Salvadoran University Struggles Against the Odds


Professors at Oscar Romero University in the poor, rural Chalatenango province of El Salvador face enormous challenges in educating their students. Many of the students are former combatants from both sides of the violent civil war that raged across El Salvador throughout the 1980s, often pitting neighbor against neighbor. During the war, the quality of elementary and secondary education suffered, so students at the university, which has a liberal admissions policy, often have educational deficits to overcome. To make matters worse, El Salvador’s economy is in recession, and the country has not yet recovered from the effects of a devastating 2001 earthquake.

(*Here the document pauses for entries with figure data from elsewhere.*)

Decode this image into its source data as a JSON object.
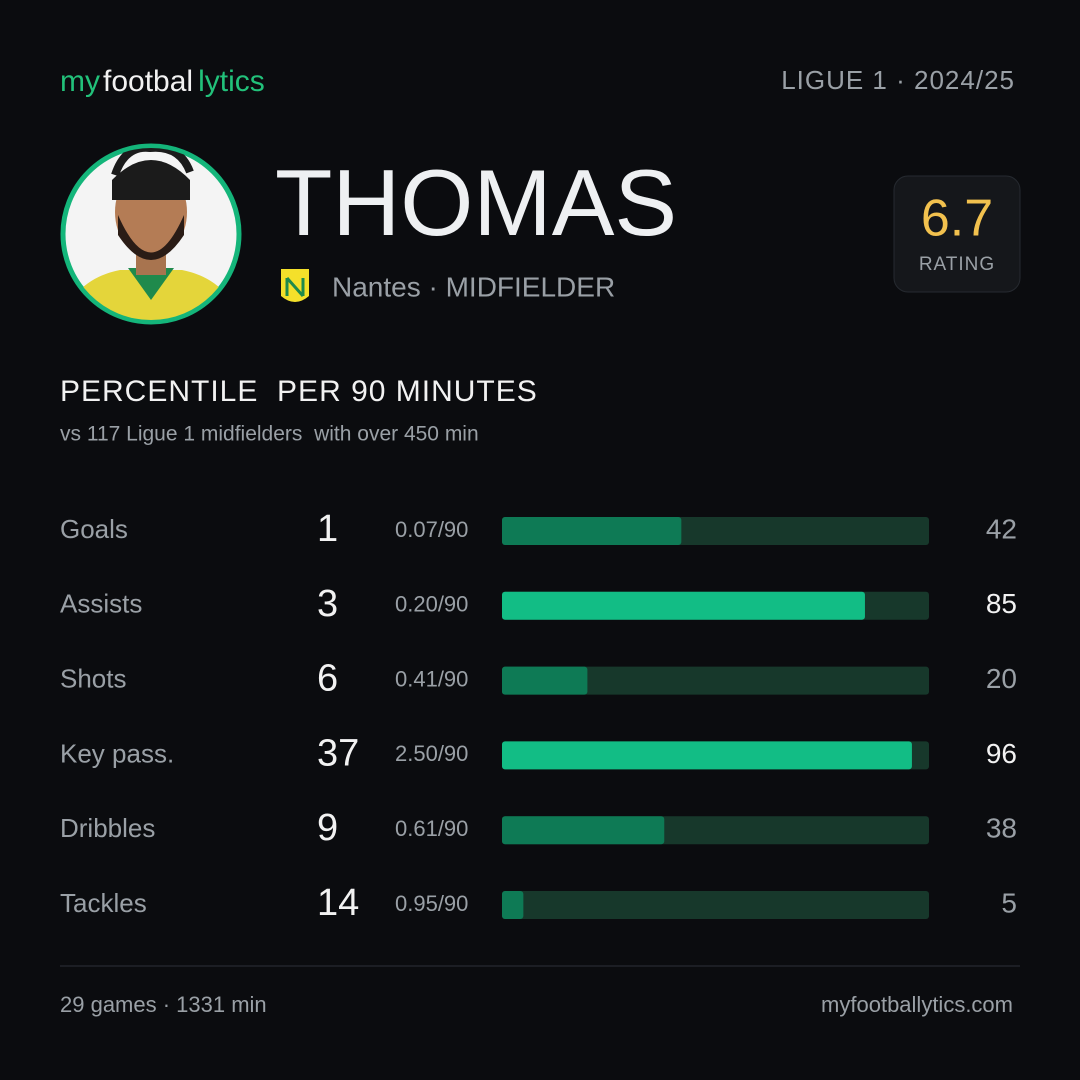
{
  "header": {
    "brand": [
      "my",
      "footbal",
      "lytics"
    ],
    "league": "LIGUE 1 · 2024/25"
  },
  "player": {
    "name": "THOMAS",
    "subtitle": "Nantes · MIDFIELDER",
    "rating": 6.7,
    "rating_label": "RATING"
  },
  "section": {
    "title": "PERCENTILE  PER 90 MINUTES",
    "subtitle": "vs 117 Ligue 1 midfielders  with over 450 min"
  },
  "stats": {
    "xlim": [
      0,
      100
    ],
    "color": "#0e7a55",
    "highlight_color": "#12bd85",
    "rows": [
      {
        "label": "Goals",
        "total": 1,
        "per90": "0.07/90",
        "percentile": 42,
        "highlight": false
      },
      {
        "label": "Assists",
        "total": 3,
        "per90": "0.20/90",
        "percentile": 85,
        "highlight": true
      },
      {
        "label": "Shots",
        "total": 6,
        "per90": "0.41/90",
        "percentile": 20,
        "highlight": false
      },
      {
        "label": "Key pass.",
        "total": 37,
        "per90": "2.50/90",
        "percentile": 96,
        "highlight": true
      },
      {
        "label": "Dribbles",
        "total": 9,
        "per90": "0.61/90",
        "percentile": 38,
        "highlight": false
      },
      {
        "label": "Tackles",
        "total": 14,
        "per90": "0.95/90",
        "percentile": 5,
        "highlight": false
      }
    ]
  },
  "footer": {
    "summary": "29 games · 1331 min",
    "site": "myfootballytics.com"
  }
}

Professors are paid "abysmally" in El Salvador, typically earning about $400 a month, according to Barbara Acosta, one of the founders of Oscar Romero University. Most professors at the university work part time, and many commute from the capital city of San Salvador, about an hour and a half away, where they hold other teaching positions. As a private institution, the university receives no government funding and operates mostly on income from tuition, a difficult proposition given the poverty of the student population. Tuition is about $40 a month, yet many students have trouble coming up with that amount in a country where half the population lives in poverty.

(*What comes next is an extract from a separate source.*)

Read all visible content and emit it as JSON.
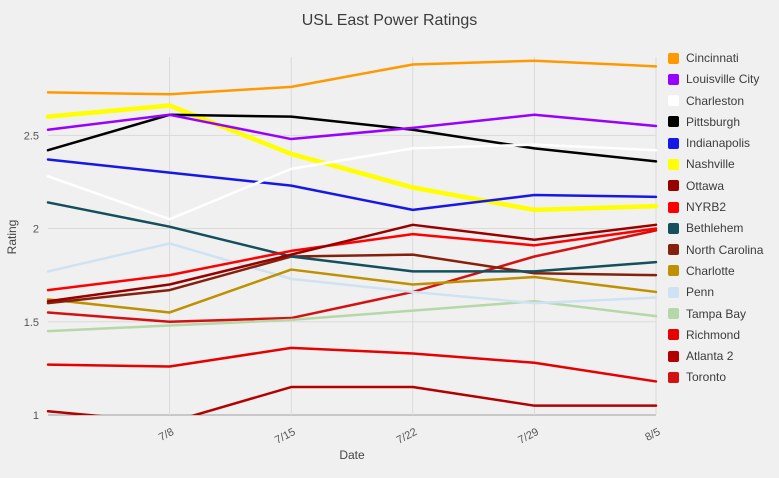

Despite these barriers, the university is growing steadily. It rose in 1994 literally out of the ashes of the war—one of the first tasks undertaken by the founders was clearing munitions shells from the farm property that would become the university’s campus—and now has four buildings and almost six hundred students. About sixty people have graduated from the institution, which offers two- and four-year programs in agronomy, agricultural engineering, law, education, and computer science. The institution’s mission is twofold: to offer educational opportunity to students traditionally excluded from higher education, and to help rebuild the poor, rural, and war-torn province of Chalatenango by producing graduates with the education and skills necessary to contribute to the local economy.

Remaining independent in the face of the strong ideological agendas in the region has been a challenge for the university, says Acosta. "A university by definition needs to be universal in its ideological approach and not become controlled by any political faction," she says.

Accreditation is the next challenge for the university. El Salvador’s system of higher education has changed rapidly in the last two decades. The closure of the country’s only public university for four years during the war and a widespread interest in rebuilding education after peace accords were signed in 1992 led to a proliferation of private colleges and universities, ranging from full-service academic institutions to storefront operations offering little of substance. With help from a team of researchers from Harvard University’s Institute for International Development, the country recently adopted both minimum required standards and optional accreditation standards.